Consult a doctor: It is of utmost importance that you visit an orthopaedist to reduce the pain and prevent the disease from getting worser. He might suggest some necessary treatments and lifestyle changes which are required in order to slow down spread of arthritis.
Avoid heavy lift: As you grow older, your joints may experience wear and tear, so you need to be extra cautious. Avoid accidents, carrying heavy lifts, or strenuous physical activities. For safety reasons, know the correct techniques before engaging in an activity.
Beware of diabetes: Studies show that people with high blood sugar (diabetes) have higher risks of getting affected by arthritis than any other group of people. Diabetes may simply cause inflammation and cause various bone and joint disorders. Hence, make sure you have a good diet and some exercise regularly.
5.How is arthritis diagnosed?
The first and foremost step should be to consult a doctor (such as orthopaedist or rheumatologist) if you witness any form of swelling, stiffness, or acute pain around one or more joints of the body. For the diagnosis, the doctor will conduct a physical exam, and conduct blood tests and X-Ray tests. In addition, the doctor might conduct few other tests to detect the problems in your joints causing those symptoms such as X-Ray, CT Scan, MRI Scan and Ultrasound. Once the tests are over, the doctor is able to identify the kind of joint disorder according to the reports, and suggests the necessary treatment options (including therapy and surgery) to the patient.
6.Does being overweight affect arthritis?
Being overweight or obese does not do any good to the body. Gaining more weight just adds more stress and pressure onto your joints, mainly hips and knees. Doctors believe, even reducing even 10 pounds can have positive impact on joint pain and further prevent any form of arthritis whatsoever.

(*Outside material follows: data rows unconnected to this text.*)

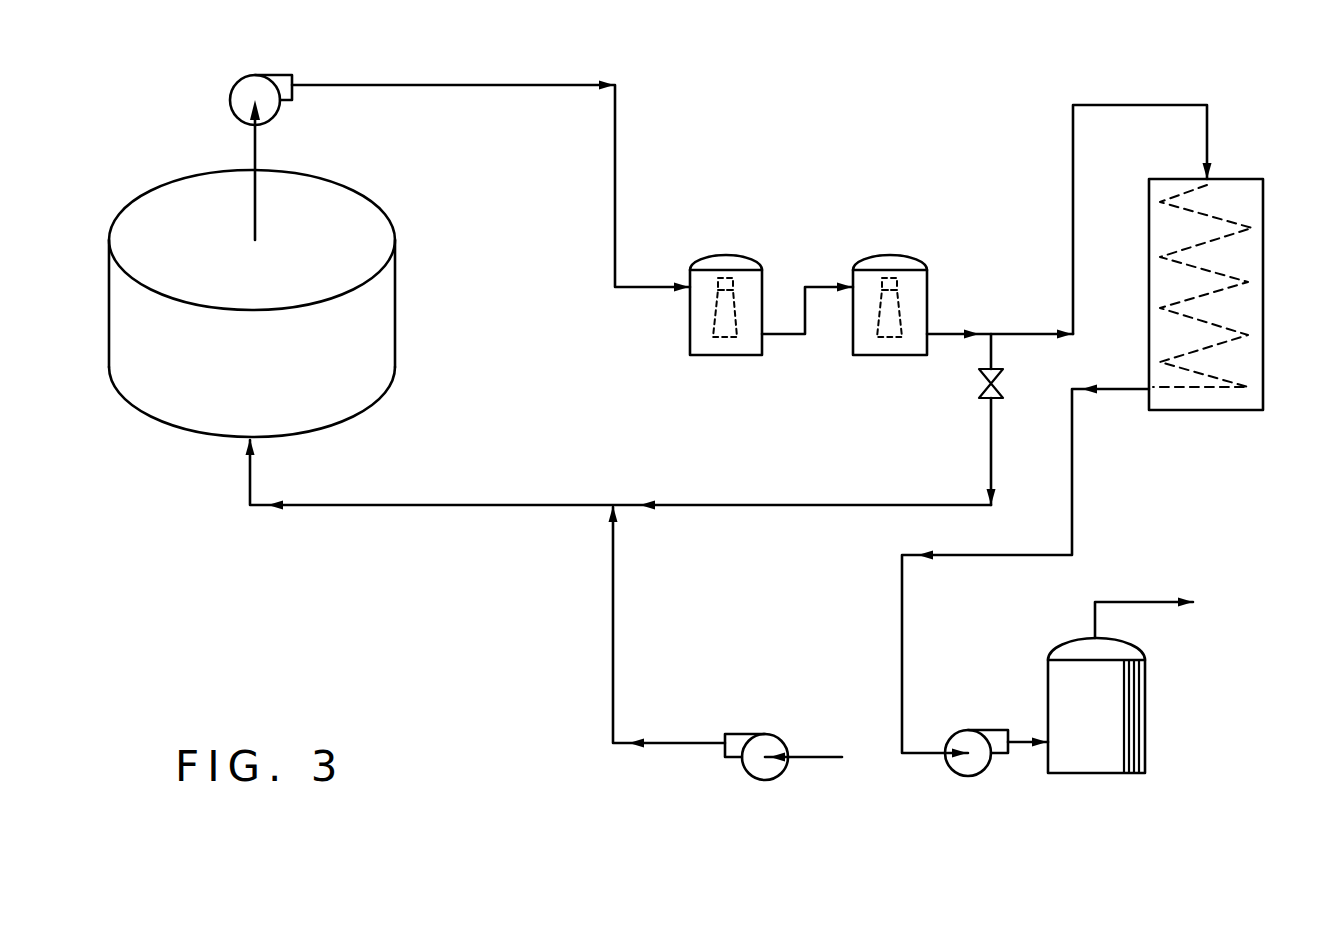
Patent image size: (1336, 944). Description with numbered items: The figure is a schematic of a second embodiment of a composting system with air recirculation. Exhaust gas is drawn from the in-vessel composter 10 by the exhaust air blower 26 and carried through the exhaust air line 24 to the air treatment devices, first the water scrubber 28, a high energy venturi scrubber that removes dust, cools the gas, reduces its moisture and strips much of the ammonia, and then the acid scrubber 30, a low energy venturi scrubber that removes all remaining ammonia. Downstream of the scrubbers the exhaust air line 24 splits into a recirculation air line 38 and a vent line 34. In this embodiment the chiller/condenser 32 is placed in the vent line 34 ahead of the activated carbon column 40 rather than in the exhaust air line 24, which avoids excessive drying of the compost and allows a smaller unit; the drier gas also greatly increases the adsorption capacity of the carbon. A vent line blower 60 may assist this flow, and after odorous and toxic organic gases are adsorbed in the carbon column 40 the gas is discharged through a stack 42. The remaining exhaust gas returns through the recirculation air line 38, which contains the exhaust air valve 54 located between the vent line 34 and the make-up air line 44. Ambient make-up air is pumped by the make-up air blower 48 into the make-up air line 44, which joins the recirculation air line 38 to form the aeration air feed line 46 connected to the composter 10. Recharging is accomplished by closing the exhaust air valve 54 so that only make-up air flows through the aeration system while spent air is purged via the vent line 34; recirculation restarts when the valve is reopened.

The in-vessel composter 10 is at (252, 303).
The exhaust air line 24 is at (258, 152).
The exhaust air blower 26 is at (248, 76).
The water scrubber 28 is at (715, 255).
The acid scrubber 30 is at (880, 255).
The chiller/condenser 32 is at (1263, 185).
The vent line 34 is at (1073, 170).
The recirculation air line 38 is at (991, 440).
The activated carbon column 40 is at (1145, 703).
The stack 42 is at (1135, 602).
The make-up air line 44 is at (613, 610).
The aeration air feed line 46 is at (412, 507).
The make-up air blower 48 is at (750, 732).
The exhaust air valve 54 is at (994, 386).
The vent line blower 60 is at (950, 730).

Women with obesity have been shown to be more vulnerable to knee OA in contrast to those with non-obesity; and obese men have it even worse. Obesity simply accelerates the spread of arthritis, and all you need is some tiny changes in your daily routine including healthier diet, exercise, and lots of motivation!
7.Do children have the risk of getting affected by arthritis?
Yes, children are equally susceptible to arthritis as elders. The kind of arthritis children encounter is called Childhood Arthritis or Juvenile Arthritis. The most common form is juvenile idiopathic arthritis (JIA), also known as rheumatoid arthritis. The child may face symptoms of limping, joint pain and stiffness, swelling, fever, eye inflammation or redness, difficulty in movement, etc. One of the notable pointers is that JIA is an autoimmune disease, means the immune system, instead of protecting, attacks the body itself. Though JIA has no cure, however the disease can be controlled through anti-inflammatory drugs to ease the symptoms and prevent further damage to joints.
8.Should I exercise if I have arthritis?
Exercise is one of the vital measures to avoid arthritis in the long run. It can enhance the strength and flexibility of your muscles and joints, reducing the pain in the longer run. Regular exercise will boost the circulation of synovial fluid, which creates greater lubrication in joints and the areas surrounding it. Once your shred weight, there is considerable amount of pain reduction which is a bonus for your joints.